Le manège enchanté
dimanche 10 décembre 2000

G. Cotrait au salon
Georges Cotrait

Non, il ne s’agit pas de l’histoire d’un chien à qui l’on fait manger des sucres. C’est plutôt celle d’un homme, Georges Cotrait, celui qui a fait découvrir la voltige à près de 70 000 enfants, en 25 ans de Salon. Un psychologue hors pair pour une approche différente de l’équitation.

Vingt cinq ans. Cela fait 25 ans que Georges Cotrait « hante » les halls du Salon du Cheval. Accompagné de ses poneys Haflingers fétiches, il a permis à plus de 70.000 enfants de découvrir l’équitation… en moins de dix minutes. « J’arrive à mettre en confiance n’importe quel enfant », nous explique-t-il. Tous dressés par ses soins, ses poneys d’instruction répondent à la voix de leur maître. Ils s’occupent ainsi du « patron » et moins du cavalier qui parfois a des réactions et des gestes inattendus. G. Cotrait applique le principe du cirque. Sur une piste circulaire de 13,5 m (la taille réglementaire d’une piste de cirque), « le cheval se sent en sécurité. Si on entre dans sa sphère de sécurité, il a forcément peur », précise-t-il. Placés entre un « métronome » - le cheval de tête – et un « sert-file », les jeunes chevaux se sentent plus rassurés.

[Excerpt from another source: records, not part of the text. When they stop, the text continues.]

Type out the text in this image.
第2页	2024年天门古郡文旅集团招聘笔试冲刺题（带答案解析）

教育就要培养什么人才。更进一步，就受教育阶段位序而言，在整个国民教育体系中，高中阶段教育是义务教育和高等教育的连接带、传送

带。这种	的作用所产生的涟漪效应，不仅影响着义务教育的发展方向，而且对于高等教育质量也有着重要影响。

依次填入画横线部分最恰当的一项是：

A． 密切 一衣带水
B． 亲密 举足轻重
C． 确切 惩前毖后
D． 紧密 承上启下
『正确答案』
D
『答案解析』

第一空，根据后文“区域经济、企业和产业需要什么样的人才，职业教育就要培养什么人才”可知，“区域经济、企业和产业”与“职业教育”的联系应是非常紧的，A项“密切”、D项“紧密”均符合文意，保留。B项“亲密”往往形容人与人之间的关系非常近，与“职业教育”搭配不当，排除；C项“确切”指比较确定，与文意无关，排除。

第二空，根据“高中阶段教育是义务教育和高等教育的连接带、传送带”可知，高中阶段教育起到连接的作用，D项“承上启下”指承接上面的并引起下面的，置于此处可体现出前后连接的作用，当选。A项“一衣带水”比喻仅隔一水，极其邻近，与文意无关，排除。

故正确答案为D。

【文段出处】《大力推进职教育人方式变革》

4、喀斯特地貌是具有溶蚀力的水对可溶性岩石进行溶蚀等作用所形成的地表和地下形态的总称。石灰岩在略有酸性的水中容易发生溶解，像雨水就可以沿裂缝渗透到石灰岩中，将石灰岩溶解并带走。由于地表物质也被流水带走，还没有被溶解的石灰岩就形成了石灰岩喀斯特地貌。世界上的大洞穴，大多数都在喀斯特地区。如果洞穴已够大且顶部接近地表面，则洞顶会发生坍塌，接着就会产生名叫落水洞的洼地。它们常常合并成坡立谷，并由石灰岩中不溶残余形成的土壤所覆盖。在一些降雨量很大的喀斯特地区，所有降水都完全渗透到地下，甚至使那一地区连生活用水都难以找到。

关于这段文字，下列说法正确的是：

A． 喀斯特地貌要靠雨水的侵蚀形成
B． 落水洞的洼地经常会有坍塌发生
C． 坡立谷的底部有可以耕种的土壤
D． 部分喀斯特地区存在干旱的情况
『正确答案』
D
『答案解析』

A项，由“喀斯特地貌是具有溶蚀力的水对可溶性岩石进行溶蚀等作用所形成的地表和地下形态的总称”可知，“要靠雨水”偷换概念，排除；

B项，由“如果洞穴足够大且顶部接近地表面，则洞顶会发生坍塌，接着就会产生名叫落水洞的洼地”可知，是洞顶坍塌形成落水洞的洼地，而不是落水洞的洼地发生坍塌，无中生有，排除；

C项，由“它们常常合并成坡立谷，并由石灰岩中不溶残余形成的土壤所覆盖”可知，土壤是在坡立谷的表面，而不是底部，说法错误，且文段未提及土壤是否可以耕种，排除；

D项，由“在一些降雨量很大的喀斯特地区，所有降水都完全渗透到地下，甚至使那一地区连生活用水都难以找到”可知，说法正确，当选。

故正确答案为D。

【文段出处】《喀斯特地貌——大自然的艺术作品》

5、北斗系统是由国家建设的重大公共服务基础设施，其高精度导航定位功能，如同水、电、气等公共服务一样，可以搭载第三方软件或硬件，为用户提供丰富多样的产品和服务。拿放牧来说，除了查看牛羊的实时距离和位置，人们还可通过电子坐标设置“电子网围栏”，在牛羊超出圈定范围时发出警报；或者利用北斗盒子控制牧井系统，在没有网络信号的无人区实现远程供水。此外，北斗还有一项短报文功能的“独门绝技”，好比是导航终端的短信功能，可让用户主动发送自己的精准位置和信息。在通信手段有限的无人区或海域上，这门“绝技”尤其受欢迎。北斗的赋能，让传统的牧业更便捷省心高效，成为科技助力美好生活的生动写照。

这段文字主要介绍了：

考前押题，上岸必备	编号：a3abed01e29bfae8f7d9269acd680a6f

« Ce qui fait rêver les enfants, c’est le galop », lance-t-il. Oui mais c’est aussi leur plus grande peur. Combien de fois n’a-t-on pas entendu pleurer un petit frère ou petit cousin embarqué sur son poney ? « Le problème, c’est que nous sommes face à une génération de jouisseurs. Ils veulent tout, tout de suite. » Or, apprendre à monter prend du temps. C’est pourquoi G. Cotrait a eu l’idée géniale de permettre à nos petites têtes blondes de découvrir pas, trot, galop en 7 ou 8 minutes. Pari un peu fou mais ô combien réussi. Grâce à ses poneys menés à la voix, il libère le cavaliers de l’appréhension de sa monture. Il dispose ainsi de tous ses moyens pour se mettre en confiance. « Je les rassure aussi beaucoup en leur parlant. Je me souviens qu’à Vérone, en Italie, ne parlant pas italien, une personne traduisait mes propos. Mais ça coupait ma relation avec les enfants. Alors on a arrêté la traduction et je leur ai tout expliqué par les gestes. » Le langage de l’équitation est donc universel.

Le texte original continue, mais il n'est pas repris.